It’s tempting to think of artificial intelligence (AI) algorithms as a source of objective truth based on data, but that’s really not how they work. Computers can only do the things they’re told to do by people. The data they use to learn and improve also comes from people. And the harmful things that people sometimes say and do are things that computers learn from.
What is bias, and why is it important to address?
Computers don’t have insight into why their data is the way it is, or what data might be missing due to flaws in human society. They don’t know whether the ways they learn to make decisions are fair or unfair. This leads to problems such as:
- The ubiquitous example of COMPAS, an algorithm that is actually used to determine actual people’s criminal sentences, which has a higher error rate for Black defendants despite race not being an input
- An Apple / Goldman Sachs credit card whose unexplainable decisions about credit limits have led to cases of women getting drastically lower credit limits than comparable men – even when the woman’s finances are better, and even when its implementers claim “not to see gender”

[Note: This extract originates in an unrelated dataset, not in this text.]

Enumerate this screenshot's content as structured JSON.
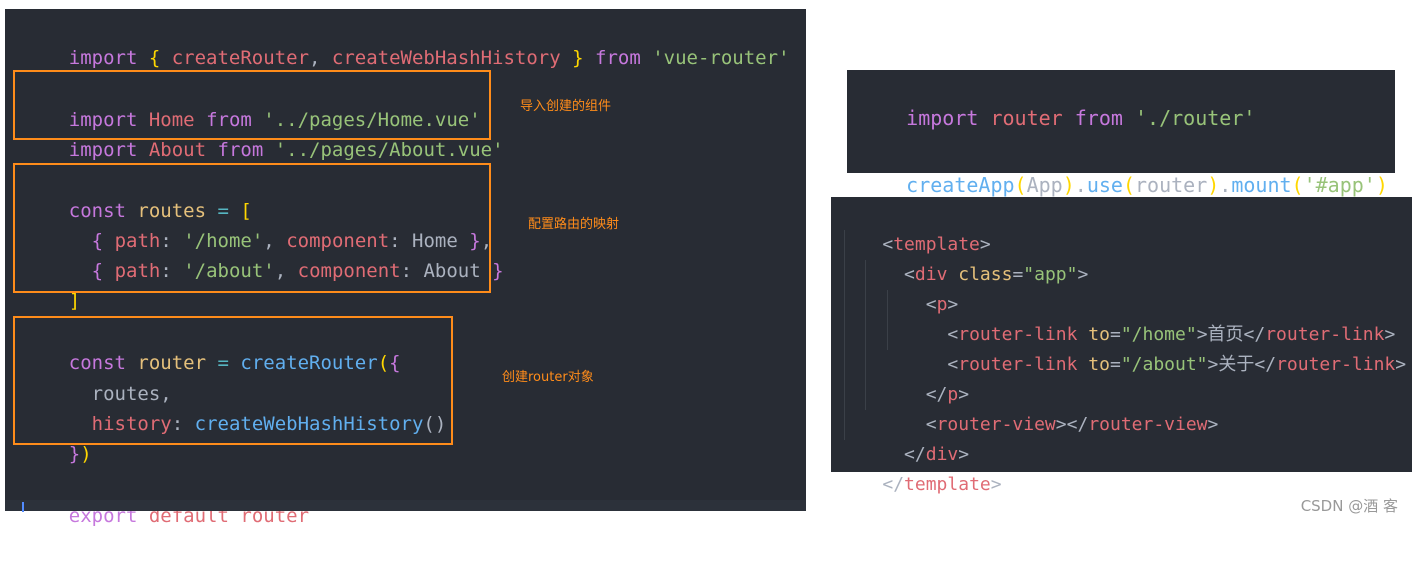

- A tool called “Perspective API” that’s pitched as a way of filtering toxicity and making the Internet a kinder place, but turns out to filter out women and minorities more, while letting white supremacist statements through
We’ve written previously about the problem of bias in natural language processing (NLP), and how it’s important to address it. We don’t want the harmful things that computers learn from people to leak into business use cases when it comes to analyzing text, and moreover, we just don’t want to propagate these harmful things at all.
De-biasing is the topic in machine learning that aims to address this kind of problem, and is part of the broader field of “fairness and transparency”. All the examples above are now case studies in fairness and transparency.
What are the risks of bias in the kind of NLP we do at Luminoso?
Our clients use our products to analyze all different forms of text feedback they receive from the people they serve. This feedback includes conversational data such as open-ended survey responses, product reviews, historical documents such as maintenance notes … any text that helps organizations better understand their customers’ and employees’ needs, wants, and pain points.
Fortunately, we aren’t trying to get our products to make high-stakes decisions that ought to be made by people. We’re just trying to organize text by what it means, uncover trends in feedback that may otherwise go unread, and make free-form text measurable.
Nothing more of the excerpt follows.